This is the last of three blog posts by Meghan Rathbun, who did a placement with Archive Services working with the early records of the University of Glasgow while an MSc Museum Studies student in 2014/15. (She previously completed an MLitt and an MA Hons from the University of St Andrews, both in medieval history).
One of the more striking documents in the Blackhouse Charter collection details a gift to the University of Glasgow by Mary I of Scotland (ref. BL 394). Mary issued the charter in 1563 with the aim to provide bursaries for five poor children. The reasoning, explicitly stated in the document, was the concern that the University of Glasgow had fallen into a ‘ruined state’, both physically and financially. In addition to having many buildings that were in a terrible condition, being half built and dilapidated, the University had found itself unable to provide endowments for both teachers and poor students.

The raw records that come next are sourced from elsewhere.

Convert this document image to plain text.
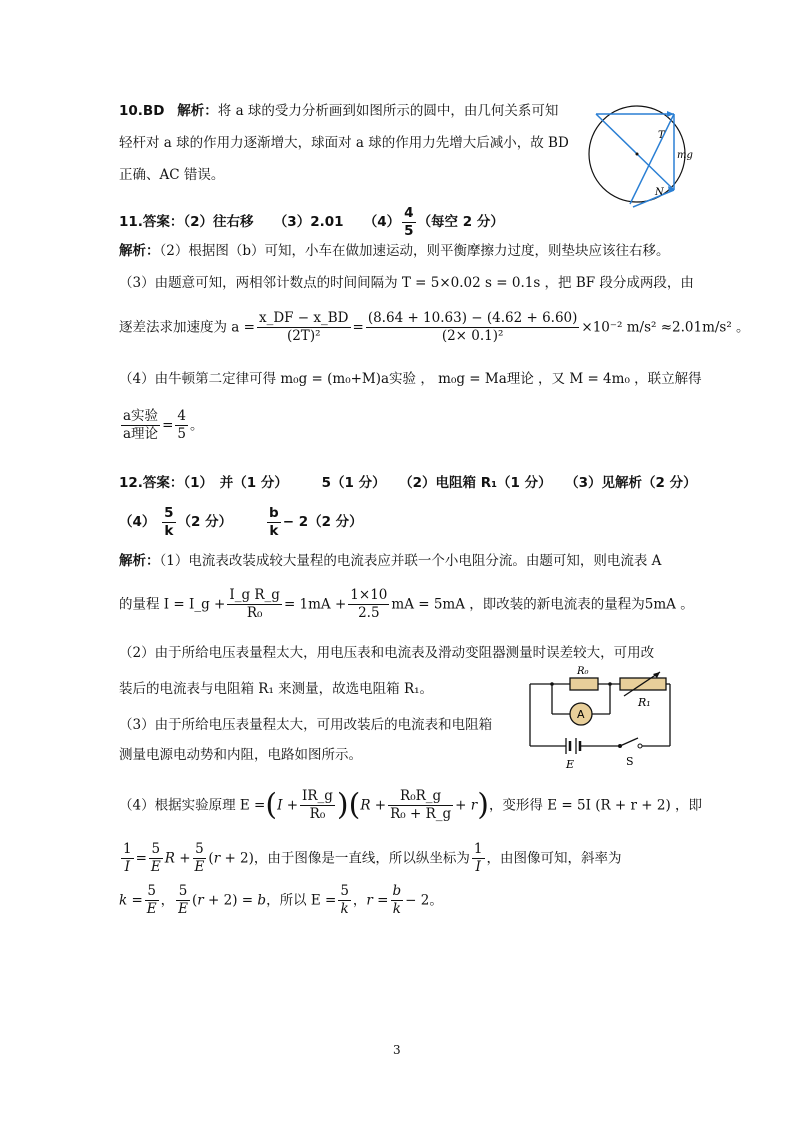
10.BD 解析：将 a 球的受力分析画到如图所示的圆中，由几何关系可知
轻杆对 a 球的作用力逐渐增大，球面对 a 球的作用力先增大后减小，故 BD
正确、AC 错误。
T
mg
N
11.答案：（2）往右移　　（3）2.01　　$(4) \frac{4}{5}$ （每空 2 分）
解析：（2）根据图（b）可知，小车在做加速运动，则平衡摩擦力过度，则垫块应该往右移。
（3）由题意可知，两相邻计数点的时间间隔为 T = 5×0.02 s = 0.1s ，把 BF 段分成两段，由
逐差法求加速度为 $a = \frac{x\_DF - x\_BD}{\text{(2T)²}} = \frac{(8.64 + 10.63) - (4.62 + 6.60)}{\text{(2× 0.1)²}} \times 10^{-2}$ m/s² ≈2.01m/s² 。
（4）由牛顿第二定律可得 m₀g = (m₀+M)a实验 ， m₀g = Ma理论 ，又 M = 4m₀ ，联立解得
$\frac{\text{a实验}}{\text{a理论}} = \frac{4}{5}$ 。
12.答案：（1）　并（1 分）　　　5（1 分）　　（2）电阻箱 R₁（1 分）　　（3）见解析（2 分）
$(4) \frac{5}{k} (2$ 分）	$\frac{b}{k} - 2(2$ 分）
解析：（1）电流表改装成较大量程的电流表应并联一个小电阻分流。由题可知，则电流表 A
的量程 I = I_g + $\frac{\text{I\_g R\_g}}{\text{R₀}} = 1mA + \frac{1\times 10}{2.5}$ mA = 5mA ，即改装的新电流表的量程为5mA 。
（2）由于所给电压表量程太大，用电压表和电流表及滑动变阻器测量时误差较大，可用改
装后的电流表与电阻箱 R₁ 来测量，故选电阻箱 R₁。
（3）由于所给电压表量程太大，可用改装后的电流表和电阻箱
测量电源电动势和内阻，电路如图所示。
R₀
R₁
A
E	S
（4）根据实验原理 $E =(I + \frac{IR\_g}{\text{R₀}} )(R + \frac{\text{R₀R\_g}}{\text{R₀ + R\_g}} + r)$，变形得 E = 5I (R + r + 2) ，即
$\frac{1}{I} = \frac{5}{E}$ $R + \frac{5}{E} (r + 2)$，由于图像是一直线，所以纵坐标为 $\frac{1}{I}$ ，由图像可知，斜率为
$k = \frac{5}{E}$ ， $\frac{5}{E} (r + 2) = b$，所以 $E = \frac{5}{k}$ ，$r = \frac{b}{k} - 2$。
3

As it was an institution founded by the Catholic Church, the Reformation was hard on the University. During the Reformation a number of the teaching staff and students, including the Chancellor of the University, left the University. This same period saw the University struggling to attract new students; however this was hardly a problem it faced alone. Scotland’s other ancient universities in Aberdeen and St Andrews faced a similar dilemma; some years saw matriculation drop to zero at all three institutions. The decades leading up to the Reformation had seen the University of Glasgow fall into a perilous state, providing the incentive for Queen Mary’s gift in 1563.
In the charter Mary arranged for revenue to finance the education of five poor children who could not otherwise afford to pay University fees. To achieve this the charter states that the University would receive ‘the manse and kirkroom’ from the Black Friars, who resided beside the University, as well as 13 acres of land, 20 merks from the town of Hamilton, 10 merks from Avondale, and ‘10 bolls of oatmeal yearly’.

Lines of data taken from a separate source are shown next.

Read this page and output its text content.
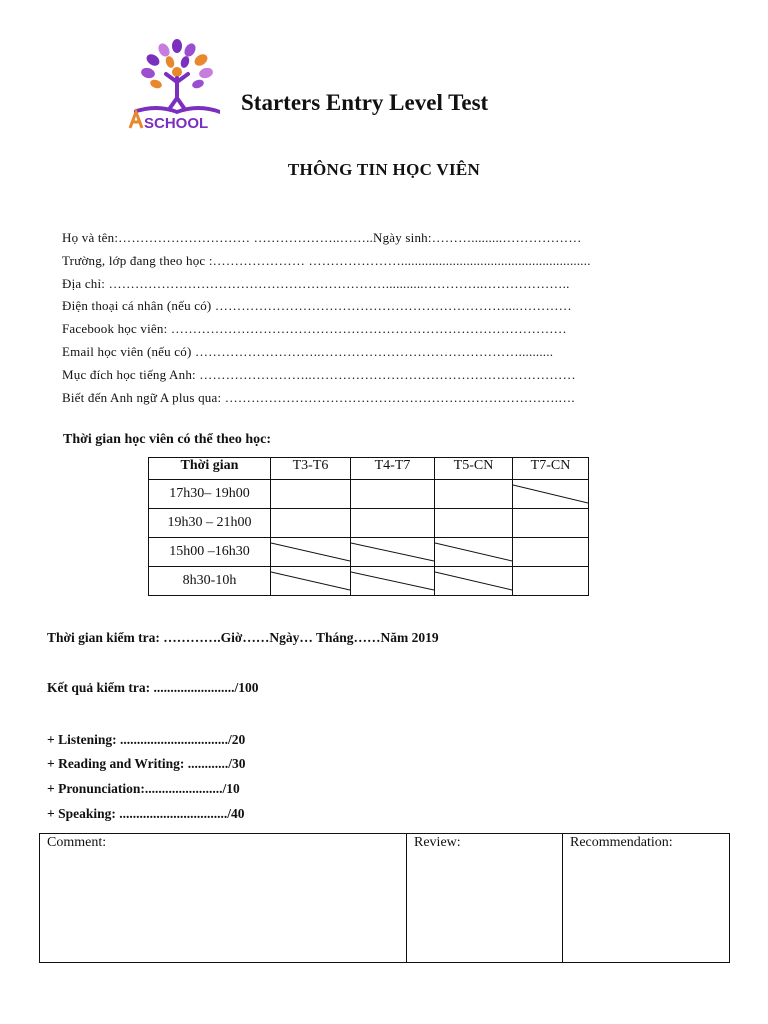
SCHOOL
Starters Entry Level Test
THÔNG TIN HỌC VIÊN
Họ và tên:………………………… ………………..……..Ngày sinh:……….........………………
Trường, lớp đang theo học :………………… ………………….......................................................
Địa chỉ: ………………………………………………………...........…………..………………..
Điện thoại cá nhân (nếu có) …………………………………………………………....…………
Facebook học viên: ………………………………………………………………………………
Email học viên (nếu có) ………………………..………………………………………..........
Mục đích học tiếng Anh: ……………………..……………………………………………………
Biết đến Anh ngữ A plus qua: ………………………………………………………………….….
Thời gian học viên có thể theo học:
Thời gian	T3-T6	T4-T7	T5-CN	T7-CN
17h30– 19h00				

19h30 – 21h00				
15h00 –16h30	

8h30-10h	

Thời gian kiểm tra: ………….Giờ……Ngày… Tháng……Năm 2019
Kết quả kiểm tra: ......................../100
+ Listening: ................................/20
+ Reading and Writing: ............/30
+ Pronunciation:......................./10
+ Speaking: ................................/40
Comment:	Review:	Recommendation:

All of this would have provided the bursaries needed to fund these boys, who were to be known as the Bursars of Queen Mary’s Foundation. Perhaps the most interesting part of the gift is the ‘10 bolls of oatmeal yearly’ to be given to the University as part of their upkeep. A boll was a Scottish measurement of volume used for dry goods such as oats, wheat, and barley, roughly equivalent to six bushels.
This provision for student bursaries was the first of several attempts in the second half of the sixteenth century to provide financial stability for the University. A second intervention was required in 1573, and it would not be until 1577 that the University would be financially secure.